Let’s look at an example. Because $row and $col are set to the index of the current row and column, they are typically used as array indices when building tables, as shown here:

[- @sports = ( [ "Windsurfing", "Summer",   "Water"    ],
               [ "Skiing",      "Winter",   "Mountain" ],
               [ "Biking",      "All Year", "Hills"    ],
               [ "Camping",     "All Year", "Desert"   ] ); -]
<TABLE>
  <TR>
    <TH>Sport</TH>
    <TH>Season</TH>
    <TH>Terrain</TH>
  </TR>
  <TR>
    <TD>[+ $sports[$row][$col] +]</TD>
  </TR>
</TABLE>

The previous code will create the following table:

<TABLE>
  <TR>
    <TH>Sport</TH>
    <TH>Season</TH>
    <TH>Terrain</TH>
  </TR>
  <TR>
    <TD>Windsurfing</TD>
    <TD>Summer</TD>
    <TD>Water</TD>
  </TR>
  <TR>
    <TD>Skiing</TD>
    <TD>Winter</TD>
    <TD>Mountain</TD>
  </TR>
  <TR>
    <TD>Biking</TD>
    <TD>All Year</TD>
    <TD>Hills</TD>
  </TR>
  <TR>
    <TD>Camping</TD>
    <TD>All Year</TD>
    <TD>Desert</TD>
  </TR>
</TABLE>

List elements

If you use $row within a list or select menu, Embperl will repeat each element until $row is undefined, just as it does with tables. For select menus, Embperl will also automatically check options that match name and value pairs in %fdat and add names and values to %idat (see below).

Form input elements

Outputting input and text area tags with Embperl is similar to outputting these tags with CGI.pm: if you create an element with a name matching an existing parameter, the value of the parameter is filled in by default. When an element is created, Embperl checks whether the name of that element exists within the %fdat hash (see below); if it does, then its value is automatically filled in. Also, as HTML elements are generated, Embperl adds the name-value (if given) to %idat.

Global Variables

Embperl defines a number of global variables that you can use within your templates. Here is a list of the primary variables:

%ENV

This should look familiar. Embperl sets your environment variables to match standard CGI environment variables when running under mod_perl.

%fdat

This contains the name and value of all form fields that have been passed to your CGI script. Embperl, like CGI.pm, does not distinguish between GET and POST requests and loads parameters from either the query string or the body of the request as appropriate. If an element has multiple values, these values are separated by tabs.

%idat

This contains the name and value of the form fields that have been created on the current page.

%mdat

This is only available when running under mod_perl with the Apache::Session module. You can use this hash to store anything and it will be available to every future request for the same page, even if those requests are to different httpd child processes.

%udat

This is only available when running under mod_perl with the Apache::Session module. You can use this hash to store anything and it will be available to any future request made by the same user. This sends a HTTP cookie to the user, but no cookies are sent if this hash is not used in your code. See Section 11.3.

@param

If you use the Execute function to invoke Embperl pages, the parameters you supply are available to your page via this variable.

Example

Let’s look at an example of using Embperl. For our example, we will create a basic “What’s New” section that displays the headlines of recent stories. If users click on a headline, they will be able to read the story. This in itself isn’t that impressive, but we will create administrative pages that make it very simple for someone administering the site to add, delete, and edit news stories.

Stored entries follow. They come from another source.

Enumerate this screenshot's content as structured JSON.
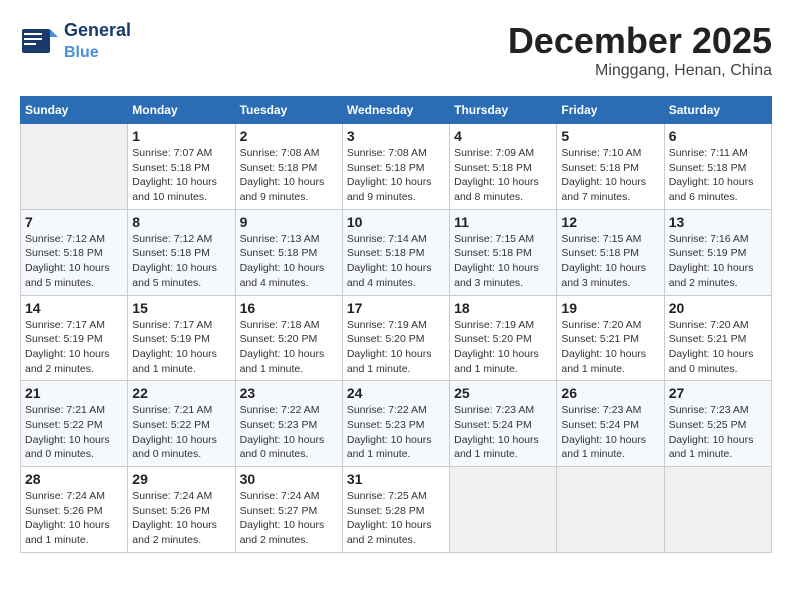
{
  "header": {
    "logo_text_general": "General",
    "logo_text_blue": "Blue",
    "month": "December 2025",
    "location": "Minggang, Henan, China"
  },
  "days_of_week": [
    "Sunday",
    "Monday",
    "Tuesday",
    "Wednesday",
    "Thursday",
    "Friday",
    "Saturday"
  ],
  "weeks": [
    [
      {
        "day": "",
        "empty": true
      },
      {
        "day": "1",
        "sunrise": "7:07 AM",
        "sunset": "5:18 PM",
        "daylight": "10 hours and 10 minutes."
      },
      {
        "day": "2",
        "sunrise": "7:08 AM",
        "sunset": "5:18 PM",
        "daylight": "10 hours and 9 minutes."
      },
      {
        "day": "3",
        "sunrise": "7:08 AM",
        "sunset": "5:18 PM",
        "daylight": "10 hours and 9 minutes."
      },
      {
        "day": "4",
        "sunrise": "7:09 AM",
        "sunset": "5:18 PM",
        "daylight": "10 hours and 8 minutes."
      },
      {
        "day": "5",
        "sunrise": "7:10 AM",
        "sunset": "5:18 PM",
        "daylight": "10 hours and 7 minutes."
      },
      {
        "day": "6",
        "sunrise": "7:11 AM",
        "sunset": "5:18 PM",
        "daylight": "10 hours and 6 minutes."
      }
    ],
    [
      {
        "day": "7",
        "sunrise": "7:12 AM",
        "sunset": "5:18 PM",
        "daylight": "10 hours and 5 minutes."
      },
      {
        "day": "8",
        "sunrise": "7:12 AM",
        "sunset": "5:18 PM",
        "daylight": "10 hours and 5 minutes."
      },
      {
        "day": "9",
        "sunrise": "7:13 AM",
        "sunset": "5:18 PM",
        "daylight": "10 hours and 4 minutes."
      },
      {
        "day": "10",
        "sunrise": "7:14 AM",
        "sunset": "5:18 PM",
        "daylight": "10 hours and 4 minutes."
      },
      {
        "day": "11",
        "sunrise": "7:15 AM",
        "sunset": "5:18 PM",
        "daylight": "10 hours and 3 minutes."
      },
      {
        "day": "12",
        "sunrise": "7:15 AM",
        "sunset": "5:18 PM",
        "daylight": "10 hours and 3 minutes."
      },
      {
        "day": "13",
        "sunrise": "7:16 AM",
        "sunset": "5:19 PM",
        "daylight": "10 hours and 2 minutes."
      }
    ],
    [
      {
        "day": "14",
        "sunrise": "7:17 AM",
        "sunset": "5:19 PM",
        "daylight": "10 hours and 2 minutes."
      },
      {
        "day": "15",
        "sunrise": "7:17 AM",
        "sunset": "5:19 PM",
        "daylight": "10 hours and 1 minute."
      },
      {
        "day": "16",
        "sunrise": "7:18 AM",
        "sunset": "5:20 PM",
        "daylight": "10 hours and 1 minute."
      },
      {
        "day": "17",
        "sunrise": "7:19 AM",
        "sunset": "5:20 PM",
        "daylight": "10 hours and 1 minute."
      },
      {
        "day": "18",
        "sunrise": "7:19 AM",
        "sunset": "5:20 PM",
        "daylight": "10 hours and 1 minute."
      },
      {
        "day": "19",
        "sunrise": "7:20 AM",
        "sunset": "5:21 PM",
        "daylight": "10 hours and 1 minute."
      },
      {
        "day": "20",
        "sunrise": "7:20 AM",
        "sunset": "5:21 PM",
        "daylight": "10 hours and 0 minutes."
      }
    ],
    [
      {
        "day": "21",
        "sunrise": "7:21 AM",
        "sunset": "5:22 PM",
        "daylight": "10 hours and 0 minutes."
      },
      {
        "day": "22",
        "sunrise": "7:21 AM",
        "sunset": "5:22 PM",
        "daylight": "10 hours and 0 minutes."
      },
      {
        "day": "23",
        "sunrise": "7:22 AM",
        "sunset": "5:23 PM",
        "daylight": "10 hours and 0 minutes."
      },
      {
        "day": "24",
        "sunrise": "7:22 AM",
        "sunset": "5:23 PM",
        "daylight": "10 hours and 1 minute."
      },
      {
        "day": "25",
        "sunrise": "7:23 AM",
        "sunset": "5:24 PM",
        "daylight": "10 hours and 1 minute."
      },
      {
        "day": "26",
        "sunrise": "7:23 AM",
        "sunset": "5:24 PM",
        "daylight": "10 hours and 1 minute."
      },
      {
        "day": "27",
        "sunrise": "7:23 AM",
        "sunset": "5:25 PM",
        "daylight": "10 hours and 1 minute."
      }
    ],
    [
      {
        "day": "28",
        "sunrise": "7:24 AM",
        "sunset": "5:26 PM",
        "daylight": "10 hours and 1 minute."
      },
      {
        "day": "29",
        "sunrise": "7:24 AM",
        "sunset": "5:26 PM",
        "daylight": "10 hours and 2 minutes."
      },
      {
        "day": "30",
        "sunrise": "7:24 AM",
        "sunset": "5:27 PM",
        "daylight": "10 hours and 2 minutes."
      },
      {
        "day": "31",
        "sunrise": "7:25 AM",
        "sunset": "5:28 PM",
        "daylight": "10 hours and 2 minutes."
      },
      {
        "day": "",
        "empty": true
      },
      {
        "day": "",
        "empty": true
      },
      {
        "day": "",
        "empty": true
      }
    ]
  ],
  "labels": {
    "sunrise": "Sunrise:",
    "sunset": "Sunset:",
    "daylight": "Daylight:"
  }
}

There are a total of four pages to our application, the “What’s New” page that displays current headlines; an article page where users can read a story; a main administrative page that lists the current headlines and provides buttons for adding, deleting, and editing stories; and an administrative page that provides a form for entering a headline and article body, which is used for both editing existing stories as well as creating new stories. These pages are shown later in Figure 6.3 through Figure 6.6.

Embperl handler

Traditional Embperl solutions use .epl files as the target of our requests. This example will work either via mod_perl or embpcgi.pl.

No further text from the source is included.